O Fetiche Antiestado contra a Constituição Brasileira
Por LEONARDO DA ROCHA BOTEGA (*)
Em seu livro de memórias, A lanterna na popa, Roberto Campos, ao comentar a aprovação da Constituição de 1988 chamou atenção para a forma como o jurista Miguel Reale a chamou: um ensaio de “totalitarismo normativo”. Em que pese a idiossincrasia de tal terminologia, ali estava não apenas um dos primeiros ataques à nova Carta Magna, como também a síntese do programa da “nova direita” brasileira: o Fetiche Antiestado. Ao mesmo tempo, a declaração demonstra que, mesmo derrotado na Assembleia Constituinte, tal programa soube apontar o seu principal adversário: o Estado de Bem-Estar Tardio ali formulado.
A Constituição de 1988 nasceu de um dos mais significativos processos cívicos-políticos da História do Brasil. A nação que alguns anos antes teve negado o seu direito de escolha direta do president rompia o sufoco do autoritarismo e mergulhava nos debates sobre os seus rumos. Depois de 19 meses de intensos processos de negociação e debate político, a Nova Carta Magna materializou um profundo sentimento de pacto social.
Mesmo com limites, os chamados artigos sociais a serem eternamente regulamentados (como o da função social da propriedade), a nova Constituição teve méritos gigantescos, entre eles a profissionalização das políticas públicas a partir da estabilidade dos servidores públicos e a criação de um sistema de seguridade social público.
A profissionalização das políticas públicas a partir da estabilidade dos servidores públicos encaminhou um processo de ruptura com práticas seculares de clientelismos enraizadas no âmbito das relações entre o Estado e a cidadania no Brasil. O ingresso por concurso público reduziu as práticas de apadrinhamento político e uso político-pessoal do Estado, ao mesmo tempo em que criou uma estrutura permanente de funcionários públicos garantidores de políticas que, para além dos governos, são políticas de Estado. A criação de uma estrutura de seguridade social pública foi um marco na luta contra práticas obscuras de dominação dos mais pobres por aqueles que possuíam acesso aos bens públicos.

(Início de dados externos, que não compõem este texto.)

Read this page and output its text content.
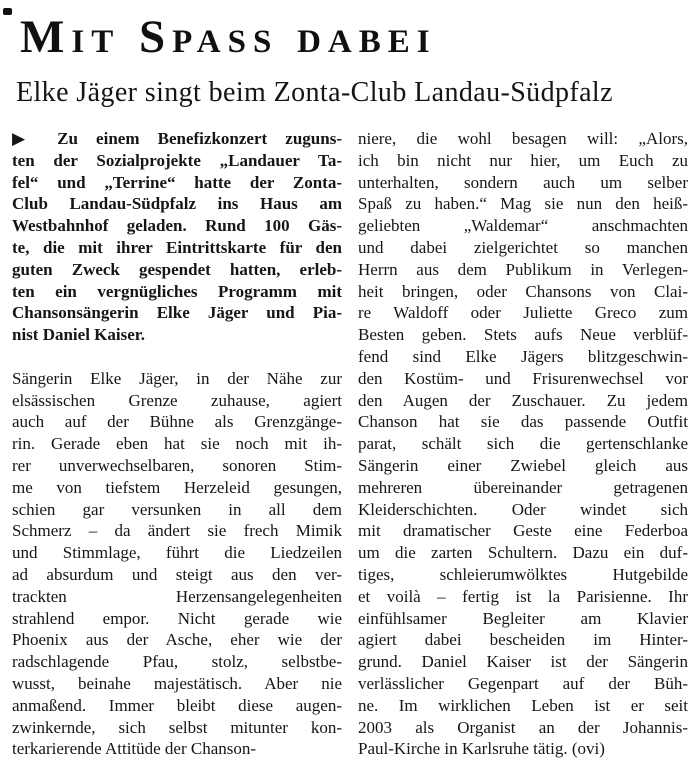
Mit Spass dabei
Elke Jäger singt beim Zonta-Club Landau-Südpfalz
▶ Zu einem Benefizkonzert zuguns-
ten der Sozialprojekte „Landauer Ta-
fel“ und „Terrine“ hatte der Zonta-
Club Landau-Südpfalz ins Haus am
Westbahnhof geladen. Rund 100 Gäs-
te, die mit ihrer Eintrittskarte für den
guten Zweck gespendet hatten, erleb-
ten ein vergnügliches Programm mit
Chansonsängerin Elke Jäger und Pia-
nist Daniel Kaiser.
Sängerin Elke Jäger, in der Nähe zur
elsässischen Grenze zuhause, agiert
auch auf der Bühne als Grenzgänge-
rin. Gerade eben hat sie noch mit ih-
rer unverwechselbaren, sonoren Stim-
me von tiefstem Herzeleid gesungen,
schien gar versunken in all dem
Schmerz – da ändert sie frech Mimik
und Stimmlage, führt die Liedzeilen
ad absurdum und steigt aus den ver-
trackten Herzensangelegenheiten
strahlend empor. Nicht gerade wie
Phoenix aus der Asche, eher wie der
radschlagende Pfau, stolz, selbstbe-
wusst, beinahe majestätisch. Aber nie
anmaßend. Immer bleibt diese augen-
zwinkernde, sich selbst mitunter kon-
terkarierende Attitüde der Chanson-
niere, die wohl besagen will: „Alors,
ich bin nicht nur hier, um Euch zu
unterhalten, sondern auch um selber
Spaß zu haben.“ Mag sie nun den heiß-
geliebten „Waldemar“ anschmachten
und dabei zielgerichtet so manchen
Herrn aus dem Publikum in Verlegen-
heit bringen, oder Chansons von Clai-
re Waldoff oder Juliette Greco zum
Besten geben. Stets aufs Neue verblüf-
fend sind Elke Jägers blitzgeschwin-
den Kostüm- und Frisurenwechsel vor
den Augen der Zuschauer. Zu jedem
Chanson hat sie das passende Outfit
parat, schält sich die gertenschlanke
Sängerin einer Zwiebel gleich aus
mehreren übereinander getragenen
Kleiderschichten. Oder windet sich
mit dramatischer Geste eine Federboa
um die zarten Schultern. Dazu ein duf-
tiges, schleierumwölktes Hutgebilde
et voilà – fertig ist la Parisienne. Ihr
einfühlsamer Begleiter am Klavier
agiert dabei bescheiden im Hinter-
grund. Daniel Kaiser ist der Sängerin
verlässlicher Gegenpart auf der Büh-
ne. Im wirklichen Leben ist er seit
2003 als Organist an der Johannis-
Paul-Kirche in Karlsruhe tätig. (ovi)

Apesar de vitoriosa diante dos ataques iniciais, a Constituição de 1988 não teve nem tempo de ser maturada. Desde a posse de Fernando Collor de Melo em 1990, o Fetiche Antiestado foi ganhando força na mesma medida em que seu principal porta voz, o financismo, ia se tornando hegemônico.
Nos últimos 30 anos, os ataques à Constituição de 1988 foram em maior ou menor intensidade, conforme a força da pressão que o financismo teve sobre os governos. Quando a conjuntura os fazia recuar, as políticas públicas avançavam; quando a conjuntura os fortalecia, as políticas públicas recuavam ou eram colocadas aos seus serviços. Quando o governo não servia mais, eles mandavam golpear. Não importa o preço, o fetiche deve ser realizado.
O principal argumento do Fetiche Antiestado tem sido os “gastos excessivos do governo”. Um argumento que esconde o fato de que, nas últimas décadas, em média 43% do orçamento da União tem sido usado para pagar juros e amortizações da dívida. Um percentual que vai diretamente para o sistema financeiro e que “milagrosamente” não diminui à medida em que os tão criticados “gastos” são reduzidos.
Um argumento que esconde que nas últimas décadas o país só teve crescimento significativo quando o Estado investiu. Um argumento que esconde que entre 2011 e 2014, o governo brasileiro repassou R$ 270 bilhões em incentivos fiscais para que o setor privado impulsionasse a economia e que boa parte destes incentivos foi para o sistema financeiro. Um argumento que esconde que quem mais tem lucrado é justamente quem mais o propaga: o financismo.
Para garantir esse lucro é que o Fetiche Antiestado encontrou sua forma mais radical: a Reforma Administrativa proposta pelo ministro-banqueiro Paulo Guedes. Uma proposta que urra contra o que chama de “privilégios”, mas deixa de fora as altas carreiras do Estado.
Uma proposta que branda modernidade, mas recria os velhos métodos de “cabide de emprego” da República Velha, fazendo a alegria do “Centrão”. Uma proposta que distancia cada vez mais o tão desejado encontro entre o Estado, as políticas públicas e a cidadania brasileira. Uma proposta que põe definitivamente uma pá de cal sobre a Constituição de 1988.
(*) Leonardo da Rocha Botega, que escreve no site às quintas-feiras, é formado em História e mestre em Integração Latino-Americana pela UFSM, Doutor em História pela UFRGS e Professor do Colégio Politécnico da UFSM. É também autor do livro “Quando a independência faz a união: Brasil, Argentina e a Questão Cubana (1959-1964).
Observação do editor: a imagem aqui publicada é uma reprodução obtida na internet.